SilkwebConfig(cleaner_model: str = 'ollama/reader-lm-v2', schema_model: str = 'ollama/qwen2.5-coder:14b', extraction_model: str = 'ollama/qwen2.5:14b', selector_model: str = 'ollama/qwen2.5-coder:14b', embedding_model: str = 'ollama/nomic-embed-text', vision_model: str | None = None, default_tier: str | int = 'auto', max_tier: int = 3, auto_escalate: bool = True, timeout: int = 30000, llm_timeout_ms: int = 120000, user_agent: str = 'Mozilla/5.0 (Windows NT 10.0; Win64; x64) AppleWebKit/537.36 (KHTML, like Gecko) Chrome/126.0.0.0 Safari/537.36', impersonate: str = 'chrome_124', headers: dict[str, str] = dict(), chunk_strategy: str = 'bm25', max_tokens_per_chunk: int = 8000, representation: str = 'auto', extraction_html_max_chars: int = 400000, extraction_prompt_body_max_chars: int = 100000, extraction_max_tokens: int = 8192, extraction_markdown_max_chars: int = 400000, include_provenance: bool = True, force_llm: bool = False, hydration_first: bool = True, hydration_subset: bool = True, hydration_max_chars: int = 80000, cache_enabled: bool = True, cache_backend: str = 'sqlite', cache_path: str = '~/.silkweb/cache', redis_url: str | None = None, http_cache_ttl: int = 3600, page_cache_ttl: int = 1800, selector_cache_ttl: int | None = None, proxies: list[str] = list(), proxy_rotation: str = 'on_failure', rate_limit_global: int | None = None, rate_limit_per_domain: int = 2, respect_robots: bool = True, max_retries: int = 3, retry_backoff: str = 'exponential', retry_backoff_base: int = 2, prefer_nodriver: bool = False, human_mouse: bool = False, human_typing: bool = False, captcha_solver: str | None = None, default_output_format: str = 'python', auto_detect_dataframe: bool = True, log_level: str = 'WARNING', log_format: str = 'text', metrics_port: int | None = None, telemetry_enabled: bool = False, replay_dir: str | None = None, extra: dict[str, Any] = dict())

get_config

get_config() -> SilkwebConfig
Source code in silkweb/config.py
def get_config() -> SilkwebConfig:
    return _CONFIG

configure

configure(**kwargs: Any) -> SilkwebConfig

Update global Silkweb configuration.

Known fields are set on :class:SilkwebConfig; unknown keys go into extra.
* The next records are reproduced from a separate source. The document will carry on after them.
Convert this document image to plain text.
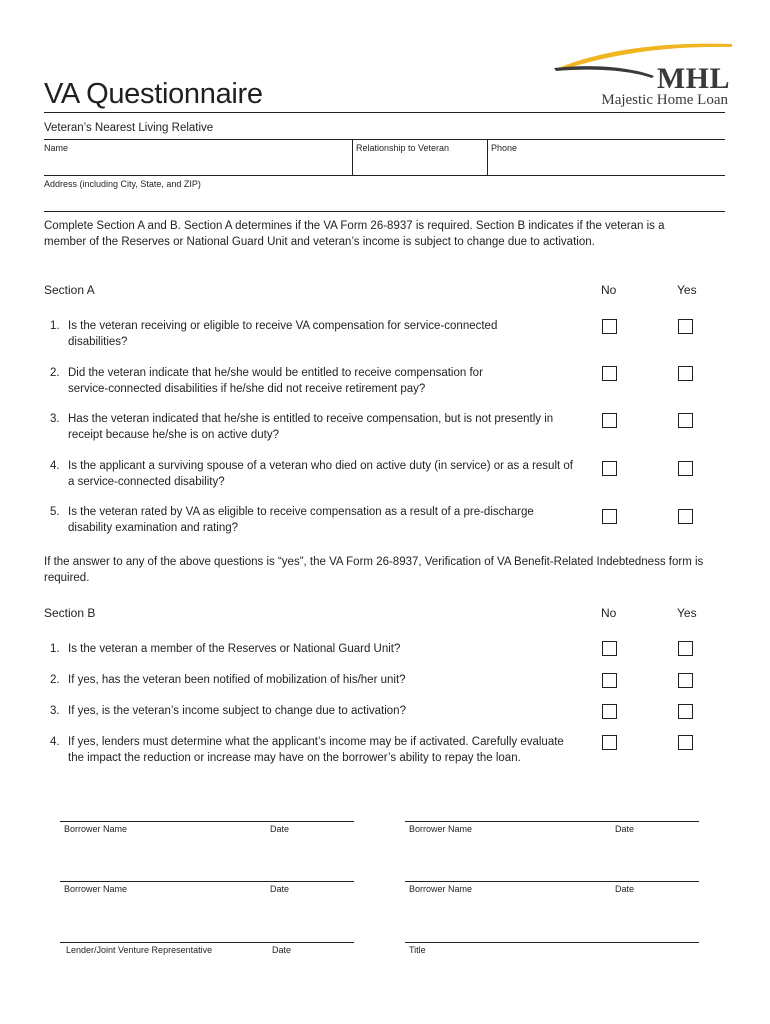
VA Questionnaire	MHL
Majestic Home Loan
Veteran’s Nearest Living Relative
Name	Relationship to Veteran	Phone
Address (including City, State, and ZIP)
Complete Section A and B. Section A determines if the VA Form 26-8937 is required. Section B indicates if the veteran is a member of the Reserves or National Guard Unit and veteran’s income is subject to change due to activation.
Section A	No	Yes
1. Is the veteran receiving or eligible to receive VA compensation for service-connected disabilities?
2. Did the veteran indicate that he/she would be entitled to receive compensation for service-connected disabilities if he/she did not receive retirement pay?
3. Has the veteran indicated that he/she is entitled to receive compensation, but is not presently in receipt because he/she is on active duty?
4. Is the applicant a surviving spouse of a veteran who died on active duty (in service) or as a result of a service-connected disability?
5. Is the veteran rated by VA as eligible to receive compensation as a result of a pre-discharge disability examination and rating?
If the answer to any of the above questions is “yes”, the VA Form 26-8937, Verification of VA Benefit-Related Indebtedness form is required.
Section B	No	Yes
1. Is the veteran a member of the Reserves or National Guard Unit?
2. If yes, has the veteran been notified of mobilization of his/her unit?
3. If yes, is the veteran’s income subject to change due to activation?
4. If yes, lenders must determine what the applicant’s income may be if activated. Carefully evaluate the impact the reduction or increase may have on the borrower’s ability to repay the loan.
Borrower Name	Date	Borrower Name	Date
Borrower Name	Date	Borrower Name	Date
Lender/Joint Venture Representative	Date	Title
When environment variable SILKWEB_STRICT_CONFIG is 1 / true / yes, unknown top-level keys raise :class:SilkwebConfigError instead of being stored in extra (helps catch typos like configure(timeouts=30)).

Source code in silkweb/config.py
def configure(**kwargs: Any) -> SilkwebConfig:
    """
    Update global Silkweb configuration.

    Known fields are set on :class:`SilkwebConfig`; unknown keys go into ``extra``.

    When environment variable ``SILKWEB_STRICT_CONFIG`` is ``1`` / ``true`` / ``yes``,
    unknown **top-level** keys raise :class:`SilkwebConfigError` instead of being stored
    in ``extra`` (helps catch typos like ``configure(timeouts=30)``).
    """
    strict = os.environ.get("SILKWEB_STRICT_CONFIG", "").strip().lower() in ("1", "true", "yes")
    for key, value in kwargs.items():
        if hasattr(_CONFIG, key):
            setattr(_CONFIG, key, value)
        else:
            if strict:
                raise SilkwebConfigError(
                    message=f"Unknown SilkwebConfig field {key!r}. "
                    f"Set SILKWEB_STRICT_CONFIG=0 or use `extra` via supported keys only.",
                    key=key,
                    value=value,
                )
            _CONFIG.extra[key] = value
    return _CONFIG